You were saying, Tim?

02-06-2010, 06:31 PM
Well, this was written 4 and a half years ago. And looking at news stories, that drought did last another 2 years like he forecasted, and it did have impacts on water rationing and such.


02-06-2010, 06:43 PM
Flummery also predicted large sea level rises (never happend), Perth being out of water in a month (it isnt) Sydney being out of water in two years, (it isnt) the Barrier Reef dying (it didnt)

From Andrew Bolt (http://blogs.news.com.au/heraldsun/andrewbolt/index.php/heraldsun/comments/column_the_10_worst_warming_predictions/)

In March, Flannery said: “The water problem is so severe for Adelaide that it may run out of water by early 2009.”

In fact, Adelaide’s reservoirs are now 75 per cent full, just weeks from 2009.

In June last year, Flannery warned Brisbane’s “water supplies are so low they need desalinated water urgently, possibly in as little as 18 months”.

In fact, 18 months later, its dams are 46 per cent full after Brisbane’s wettest spring in 27 years.

In 2005, Flannery predicted Sydney’s dams could be dry in just two years.

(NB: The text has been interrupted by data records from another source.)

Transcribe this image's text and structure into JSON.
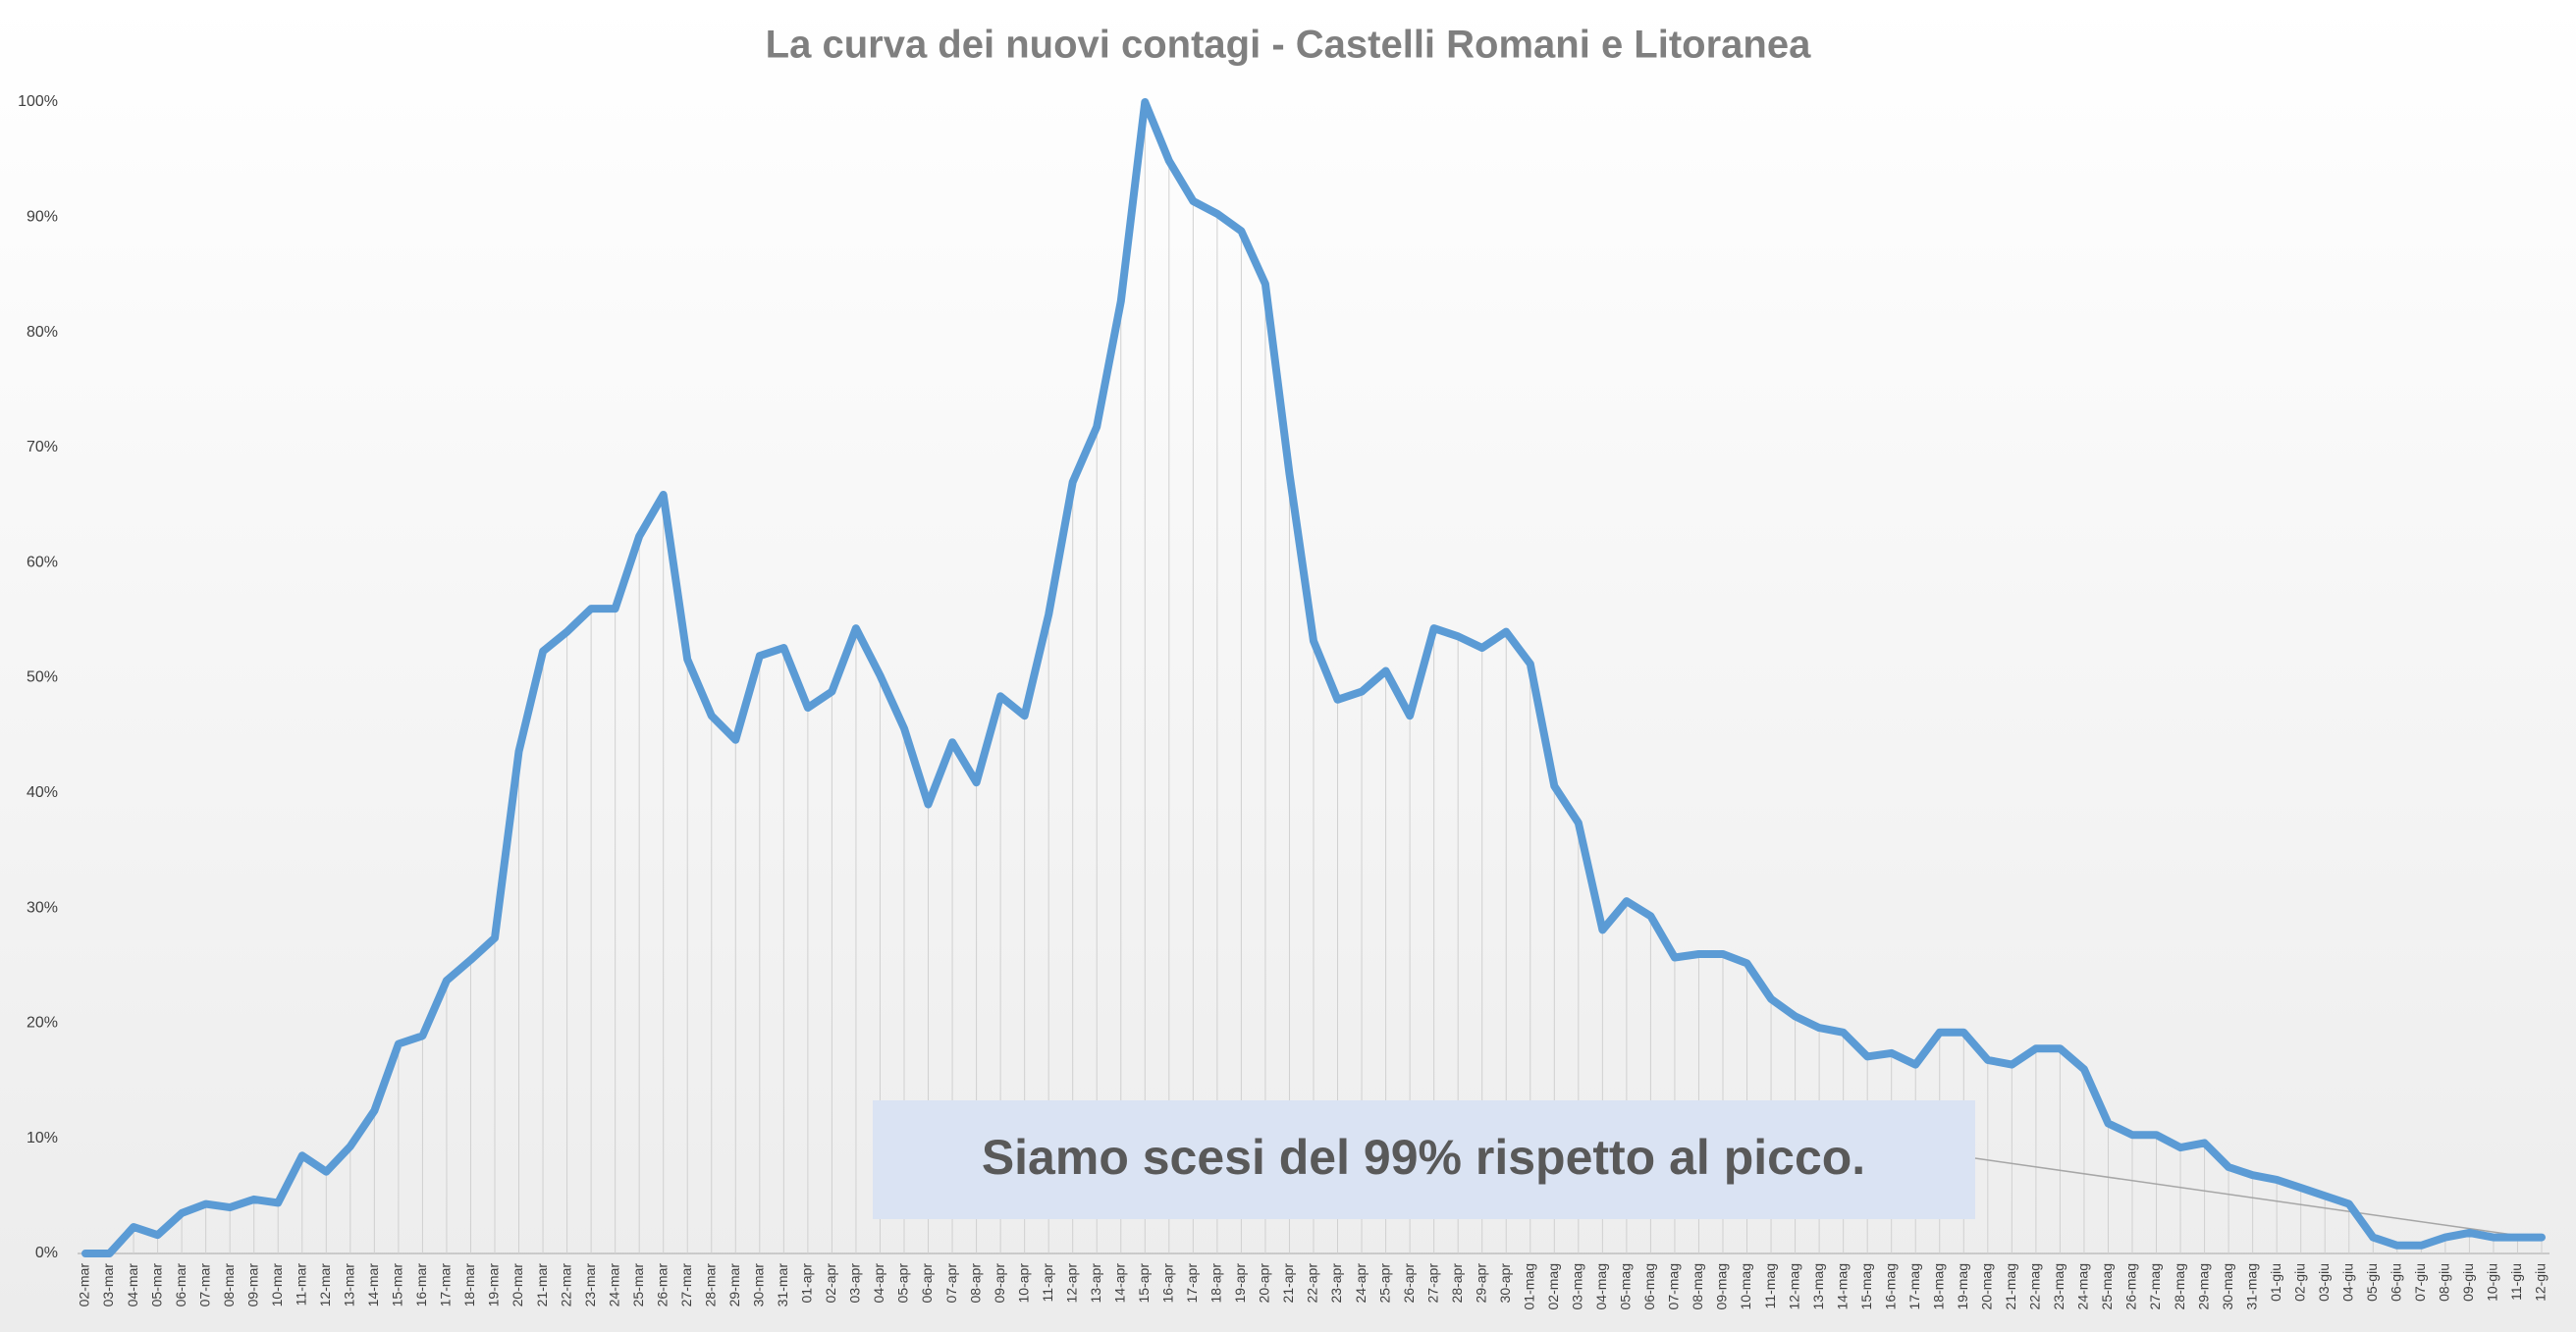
{
  "chart_data": {
    "type": "line",
    "title": "La curva dei nuovi contagi - Castelli Romani e Litoranea",
    "annotation": "Siamo scesi del 99% rispetto al picco.",
    "color": "#5b9bd5",
    "drop_lines": true,
    "categories": [
      "02-mar",
      "03-mar",
      "04-mar",
      "05-mar",
      "06-mar",
      "07-mar",
      "08-mar",
      "09-mar",
      "10-mar",
      "11-mar",
      "12-mar",
      "13-mar",
      "14-mar",
      "15-mar",
      "16-mar",
      "17-mar",
      "18-mar",
      "19-mar",
      "20-mar",
      "21-mar",
      "22-mar",
      "23-mar",
      "24-mar",
      "25-mar",
      "26-mar",
      "27-mar",
      "28-mar",
      "29-mar",
      "30-mar",
      "31-mar",
      "01-apr",
      "02-apr",
      "03-apr",
      "04-apr",
      "05-apr",
      "06-apr",
      "07-apr",
      "08-apr",
      "09-apr",
      "10-apr",
      "11-apr",
      "12-apr",
      "13-apr",
      "14-apr",
      "15-apr",
      "16-apr",
      "17-apr",
      "18-apr",
      "19-apr",
      "20-apr",
      "21-apr",
      "22-apr",
      "23-apr",
      "24-apr",
      "25-apr",
      "26-apr",
      "27-apr",
      "28-apr",
      "29-apr",
      "30-apr",
      "01-mag",
      "02-mag",
      "03-mag",
      "04-mag",
      "05-mag",
      "06-mag",
      "07-mag",
      "08-mag",
      "09-mag",
      "10-mag",
      "11-mag",
      "12-mag",
      "13-mag",
      "14-mag",
      "15-mag",
      "16-mag",
      "17-mag",
      "18-mag",
      "19-mag",
      "20-mag",
      "21-mag",
      "22-mag",
      "23-mag",
      "24-mag",
      "25-mag",
      "26-mag",
      "27-mag",
      "28-mag",
      "29-mag",
      "30-mag",
      "31-mag",
      "01-giu",
      "02-giu",
      "03-giu",
      "04-giu",
      "05-giu",
      "06-giu",
      "07-giu",
      "08-giu",
      "09-giu",
      "10-giu",
      "11-giu",
      "12-giu"
    ],
    "values": [
      0,
      0,
      2.3,
      1.6,
      3.5,
      4.3,
      4.0,
      4.7,
      4.4,
      8.5,
      7.1,
      9.3,
      12.4,
      18.2,
      18.9,
      23.7,
      25.5,
      27.4,
      43.6,
      52.3,
      54.0,
      56.0,
      56.0,
      62.3,
      65.9,
      51.6,
      46.7,
      44.6,
      51.9,
      52.6,
      47.4,
      48.8,
      54.3,
      50.2,
      45.6,
      39.0,
      44.4,
      40.9,
      48.4,
      46.7,
      55.5,
      67.0,
      71.8,
      82.7,
      100,
      94.9,
      91.4,
      90.3,
      88.8,
      84.2,
      67.7,
      53.2,
      48.1,
      48.8,
      50.6,
      46.7,
      54.3,
      53.6,
      52.6,
      54.0,
      51.2,
      40.6,
      37.4,
      28.1,
      30.6,
      29.3,
      25.7,
      26.0,
      26.0,
      25.2,
      22.1,
      20.6,
      19.6,
      19.2,
      17.1,
      17.4,
      16.4,
      19.2,
      19.2,
      16.8,
      16.4,
      17.8,
      17.8,
      16.0,
      11.3,
      10.3,
      10.3,
      9.2,
      9.6,
      7.5,
      6.8,
      6.4,
      5.7,
      5.0,
      4.3,
      1.4,
      0.7,
      0.7,
      1.4,
      1.8,
      1.4,
      1.4,
      1.4
    ],
    "ylim": [
      0,
      100
    ],
    "yticks": [
      {
        "value": 0,
        "label": "0%"
      },
      {
        "value": 10,
        "label": "10%"
      },
      {
        "value": 20,
        "label": "20%"
      },
      {
        "value": 30,
        "label": "30%"
      },
      {
        "value": 40,
        "label": "40%"
      },
      {
        "value": 50,
        "label": "50%"
      },
      {
        "value": 60,
        "label": "60%"
      },
      {
        "value": 70,
        "label": "70%"
      },
      {
        "value": 80,
        "label": "80%"
      },
      {
        "value": 90,
        "label": "90%"
      },
      {
        "value": 100,
        "label": "100%"
      }
    ]
  }
}
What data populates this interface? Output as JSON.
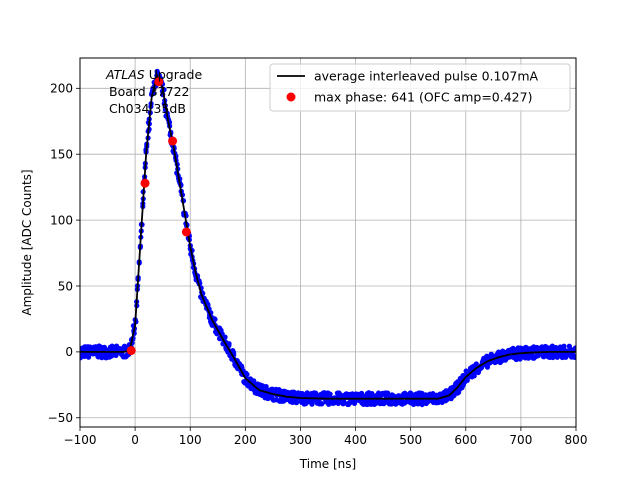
{
  "chart_data": {
    "type": "line",
    "xlabel": "Time [ns]",
    "ylabel": "Amplitude [ADC Counts]",
    "xlim": [
      -100,
      800
    ],
    "ylim": [
      -57,
      223
    ],
    "x_ticks": [
      -100,
      0,
      100,
      200,
      300,
      400,
      500,
      600,
      700,
      800
    ],
    "x_tick_labels": [
      "−100",
      "0",
      "100",
      "200",
      "300",
      "400",
      "500",
      "600",
      "700",
      "800"
    ],
    "y_ticks": [
      -50,
      0,
      50,
      100,
      150,
      200
    ],
    "y_tick_labels": [
      "−50",
      "0",
      "50",
      "100",
      "150",
      "200"
    ],
    "grid": true,
    "legend_position": "top-right",
    "annotation": {
      "line1_italic": "ATLAS",
      "line1_rest": " Upgrade",
      "line2": "Board 37722",
      "line3": "Ch034 35dB"
    },
    "series": [
      {
        "name": "average interleaved pulse 0.107mA",
        "kind": "line",
        "color": "#000000",
        "x": [
          -100,
          -20,
          -10,
          0,
          10,
          20,
          30,
          40,
          50,
          60,
          70,
          80,
          90,
          100,
          110,
          120,
          140,
          160,
          180,
          200,
          225,
          250,
          275,
          300,
          350,
          400,
          450,
          500,
          550,
          570,
          585,
          600,
          620,
          640,
          660,
          680,
          700,
          720,
          750,
          800
        ],
        "y": [
          0,
          0,
          1,
          20,
          85,
          150,
          193,
          210,
          200,
          175,
          155,
          130,
          105,
          80,
          60,
          44,
          24,
          9,
          -5,
          -20,
          -29,
          -32,
          -34,
          -35,
          -35.5,
          -35.5,
          -35.5,
          -35.5,
          -35.5,
          -33,
          -27,
          -19,
          -12,
          -7,
          -4,
          -2,
          -1,
          -0.5,
          0,
          0
        ]
      },
      {
        "kind": "scatter-band",
        "color": "#0000ff",
        "spread": 4.5
      },
      {
        "name": "max phase: 641 (OFC amp=0.427)",
        "kind": "scatter",
        "color": "#ff0000",
        "x": [
          -7,
          18,
          43,
          68,
          93
        ],
        "y": [
          1,
          128,
          205,
          160,
          91
        ]
      }
    ]
  }
}
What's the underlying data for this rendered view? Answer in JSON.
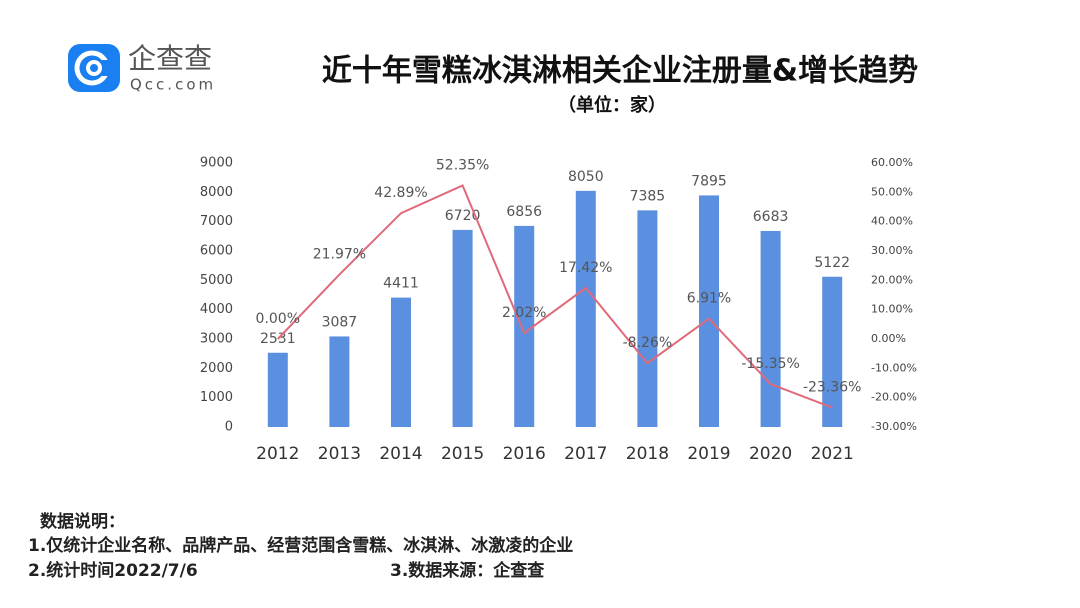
{
  "header": {
    "logo_text": "企查查",
    "logo_domain": "Qcc.com"
  },
  "chart_data": {
    "type": "bar",
    "title": "近十年雪糕冰淇淋相关企业注册量&增长趋势",
    "subtitle": "（单位：家）",
    "categories": [
      "2012",
      "2013",
      "2014",
      "2015",
      "2016",
      "2017",
      "2018",
      "2019",
      "2020",
      "2021"
    ],
    "series": [
      {
        "type": "bar",
        "color": "#5b8fe0",
        "values": [
          2531,
          3087,
          4411,
          6720,
          6856,
          8050,
          7385,
          7895,
          6683,
          5122
        ]
      },
      {
        "type": "line",
        "axis": "y2",
        "color": "#e06a7a",
        "values": [
          0,
          21.97,
          42.89,
          52.35,
          2.02,
          17.42,
          -8.26,
          6.91,
          -15.35,
          -23.36
        ],
        "value_labels": [
          "0.00%",
          "21.97%",
          "42.89%",
          "52.35%",
          "2.02%",
          "17.42%",
          "-8.26%",
          "6.91%",
          "-15.35%",
          "-23.36%"
        ]
      }
    ],
    "ylim": [
      0,
      9000
    ],
    "yticks": [
      0,
      1000,
      2000,
      3000,
      4000,
      5000,
      6000,
      7000,
      8000,
      9000
    ],
    "y2lim": [
      -30,
      60
    ],
    "y2ticks": [
      {
        "value": -30,
        "label": "-30.00%"
      },
      {
        "value": -20,
        "label": "-20.00%"
      },
      {
        "value": -10,
        "label": "-10.00%"
      },
      {
        "value": 0,
        "label": "0.00%"
      },
      {
        "value": 10,
        "label": "10.00%"
      },
      {
        "value": 20,
        "label": "20.00%"
      },
      {
        "value": 30,
        "label": "30.00%"
      },
      {
        "value": 40,
        "label": "40.00%"
      },
      {
        "value": 50,
        "label": "50.00%"
      },
      {
        "value": 60,
        "label": "60.00%"
      }
    ],
    "grid": false
  },
  "notes": {
    "heading": "数据说明：",
    "lines": [
      "1.仅统计企业名称、品牌产品、经营范围含雪糕、冰淇淋、冰激凌的企业",
      "2.统计时间2022/7/6",
      "3.数据来源：企查查"
    ]
  }
}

In fact, three years later its dams are 63 per cent full, not least because June last year was its wettest since 1951.

In 2004, Flannery said global warming would cause such droughts that “there is a fair chance Perth will be the 21st century’s first ghost metropolis”.

In fact, Perth now has the lowest water restrictions of any state capital, thanks to its desalination plant and dams that are 40 per cent full after the city’s wettest November in 17 yearsCase CLOSED.